えっ、犯人はこんな身近に!? 減少傾向も深刻なID詐欺の実態が判明 (MYCOM PC WEB)
フィッシング詐欺を始めとする、インターネット上のID詐欺事件が大きな話題となっているものの、全体の被害件数に占める割合は小さなものだったとされている。例えば、ID詐欺につながったとされる個人情報の流出経路トップに挙げられたのは、財布/預金通帳/クレジットカードの盗難もしくは紛失となっており、上位5件の流出経路は、いずれもオンライン・アクセスと何ら関連性がないものだったという。

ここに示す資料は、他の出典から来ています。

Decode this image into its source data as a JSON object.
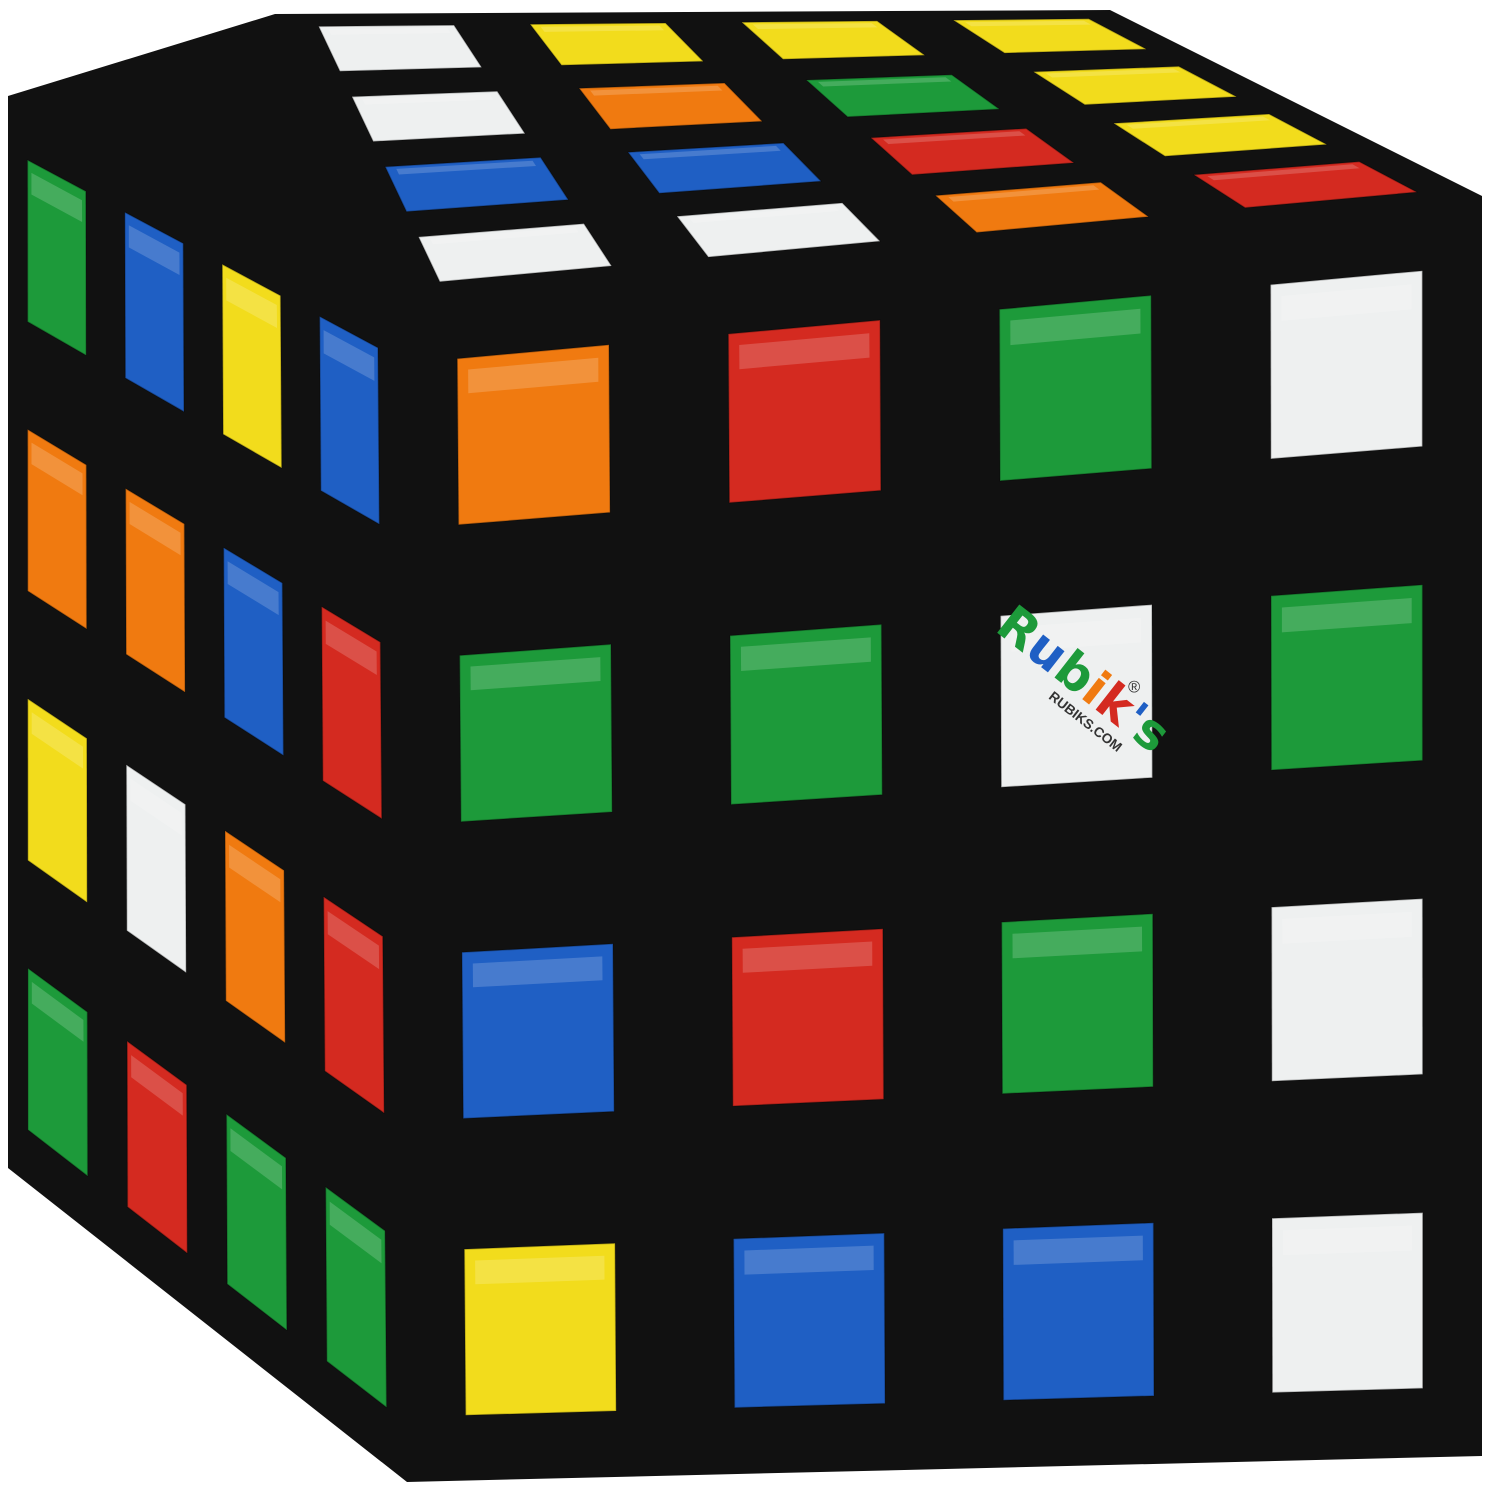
{
  "colors": {
    "white": "#eef0f0",
    "yellow": "#f2dc1c",
    "orange": "#f07a10",
    "red": "#d42a20",
    "green": "#1d9a3a",
    "blue": "#1f5fc4",
    "body": "#111111",
    "background": "#ffffff"
  },
  "cube": {
    "size": "4x4",
    "faces": {
      "top": [
        [
          "white",
          "yellow",
          "yellow",
          "yellow"
        ],
        [
          "white",
          "orange",
          "green",
          "yellow"
        ],
        [
          "blue",
          "blue",
          "red",
          "yellow"
        ],
        [
          "white",
          "white",
          "orange",
          "red"
        ]
      ],
      "left": [
        [
          "green",
          "blue",
          "yellow",
          "blue"
        ],
        [
          "orange",
          "orange",
          "blue",
          "red"
        ],
        [
          "yellow",
          "white",
          "orange",
          "red"
        ],
        [
          "green",
          "red",
          "green",
          "green"
        ]
      ],
      "front": [
        [
          "orange",
          "red",
          "green",
          "white"
        ],
        [
          "green",
          "green",
          "logo",
          "green"
        ],
        [
          "blue",
          "red",
          "green",
          "white"
        ],
        [
          "yellow",
          "blue",
          "blue",
          "white"
        ]
      ]
    }
  },
  "logo": {
    "wordmark": "Rubik's",
    "registered": "®",
    "url": "RUBIKS.COM",
    "letter_colors": [
      "#1d9a3a",
      "#1f5fc4",
      "#1d9a3a",
      "#f07a10",
      "#d42a20",
      "#1f5fc4",
      "#1d9a3a"
    ]
  }
}
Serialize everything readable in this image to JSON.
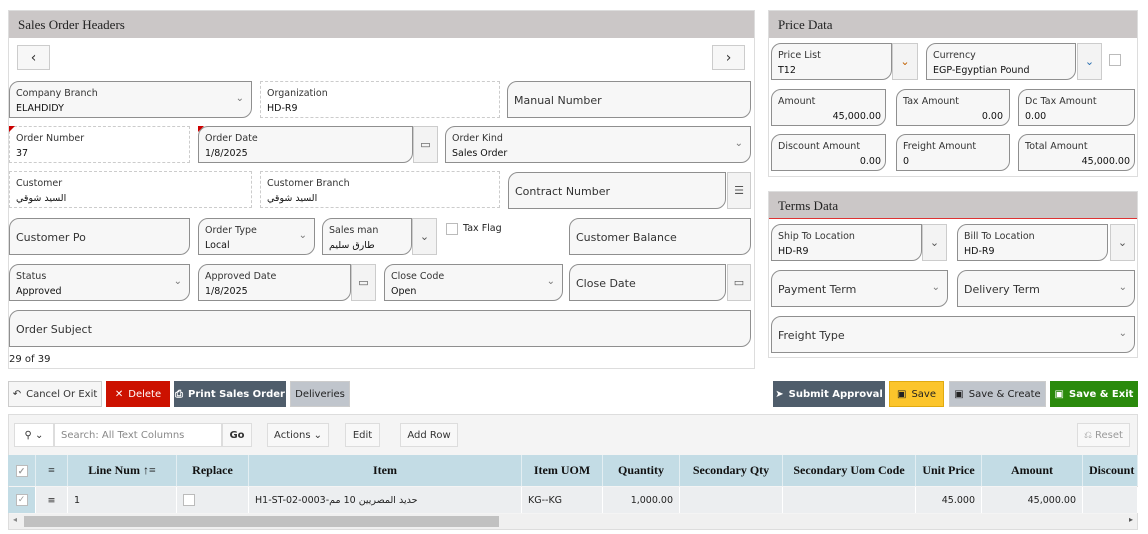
{
  "header": {
    "title": "Sales Order Headers",
    "prev": "‹",
    "next": "›",
    "record_count": "29 of 39"
  },
  "fields": {
    "company_branch": {
      "label": "Company Branch",
      "value": "ELAHDIDY"
    },
    "organization": {
      "label": "Organization",
      "value": "HD-R9"
    },
    "manual_number": {
      "label": "Manual Number"
    },
    "order_number": {
      "label": "Order Number",
      "value": "37"
    },
    "order_date": {
      "label": "Order Date",
      "value": "1/8/2025"
    },
    "order_kind": {
      "label": "Order Kind",
      "value": "Sales Order"
    },
    "customer": {
      "label": "Customer",
      "value": "السيد شوقي"
    },
    "customer_branch": {
      "label": "Customer Branch",
      "value": "السيد شوقي"
    },
    "contract_number": {
      "label": "Contract Number"
    },
    "customer_po": {
      "label": "Customer Po"
    },
    "order_type": {
      "label": "Order Type",
      "value": "Local"
    },
    "sales_man": {
      "label": "Sales man",
      "value": "طارق سليم"
    },
    "tax_flag": {
      "label": "Tax Flag"
    },
    "customer_balance": {
      "label": "Customer Balance"
    },
    "status": {
      "label": "Status",
      "value": "Approved"
    },
    "approved_date": {
      "label": "Approved Date",
      "value": "1/8/2025"
    },
    "close_code": {
      "label": "Close Code",
      "value": "Open"
    },
    "close_date": {
      "label": "Close Date"
    },
    "order_subject": {
      "label": "Order Subject"
    }
  },
  "price": {
    "title": "Price Data",
    "price_list": {
      "label": "Price List",
      "value": "T12"
    },
    "currency": {
      "label": "Currency",
      "value": "EGP-Egyptian Pound"
    },
    "amount": {
      "label": "Amount",
      "value": "45,000.00"
    },
    "tax_amount": {
      "label": "Tax Amount",
      "value": "0.00"
    },
    "dc_tax_amount": {
      "label": "Dc Tax Amount",
      "value": "0.00"
    },
    "discount_amount": {
      "label": "Discount Amount",
      "value": "0.00"
    },
    "freight_amount": {
      "label": "Freight Amount",
      "value": "0"
    },
    "total_amount": {
      "label": "Total Amount",
      "value": "45,000.00"
    }
  },
  "terms": {
    "title": "Terms Data",
    "ship_to": {
      "label": "Ship To Location",
      "value": "HD-R9"
    },
    "bill_to": {
      "label": "Bill To Location",
      "value": "HD-R9"
    },
    "payment_term": {
      "label": "Payment Term"
    },
    "delivery_term": {
      "label": "Delivery Term"
    },
    "freight_type": {
      "label": "Freight Type"
    }
  },
  "buttons": {
    "cancel": "Cancel Or Exit",
    "delete": "Delete",
    "print": "Print Sales Order",
    "deliveries": "Deliveries",
    "submit": "Submit Approval",
    "save": "Save",
    "save_create": "Save & Create",
    "save_exit": "Save & Exit"
  },
  "colors": {
    "delete": "#cc1100",
    "print": "#4f5d6b",
    "save": "#fcc52b",
    "save_exit": "#2a8a0c",
    "grid_header": "#c3dce5"
  },
  "grid": {
    "search_placeholder": "Search: All Text Columns",
    "go": "Go",
    "actions": "Actions",
    "edit": "Edit",
    "add_row": "Add Row",
    "reset": "Reset",
    "columns": [
      "Line Num",
      "Replace",
      "Item",
      "Item UOM",
      "Quantity",
      "Secondary Qty",
      "Secondary Uom Code",
      "Unit Price",
      "Amount",
      "Discount"
    ],
    "rows": [
      {
        "line_num": "1",
        "item": "H1-ST-02-0003-حديد المصريين 10 مم",
        "uom": "KG--KG",
        "quantity": "1,000.00",
        "secondary_qty": "",
        "secondary_uom": "",
        "unit_price": "45.000",
        "amount": "45,000.00",
        "discount": ""
      }
    ]
  }
}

情報漏洩の予防対策を考えるときに忘れがちなことは、システムのセキュリティ強化というのは、セキュリティ対策全体のほんの一部分でしかないということ。人が介在するシステムならば、オフラインの部分、つまり「人」の部分も考えないといけない。
この調査によるとコンピュータ絡みの流出経路は全体の11.6%にすぎない。その半数がスパイウェアに起因するもの。
とかく、セキュリティ対策というとシステム的なハッキング、フィッシングへの対策と考える人もまだ多いが(もちろんそれも大事)、利用する側の正しい理解が、これらを予防する最良の手段とも言える。
そして、もう一つショッキングなこと。
一方、ID詐欺被害の犯人が判明したケースに限って見るならば、自分の家族や親戚が個人情報を盗み出していたという回答が、全体の32%を占める結果になったようだ。2位の全く見知らぬ社外の人が犯人だったという24%の回答に続いて、再び3位には友人や知人が犯人だったとする18%の回答が入っており、実はID詐欺事件の半数が、自分にとって身近な人物によって引き起こされたものだったとの事実も明るみになっている。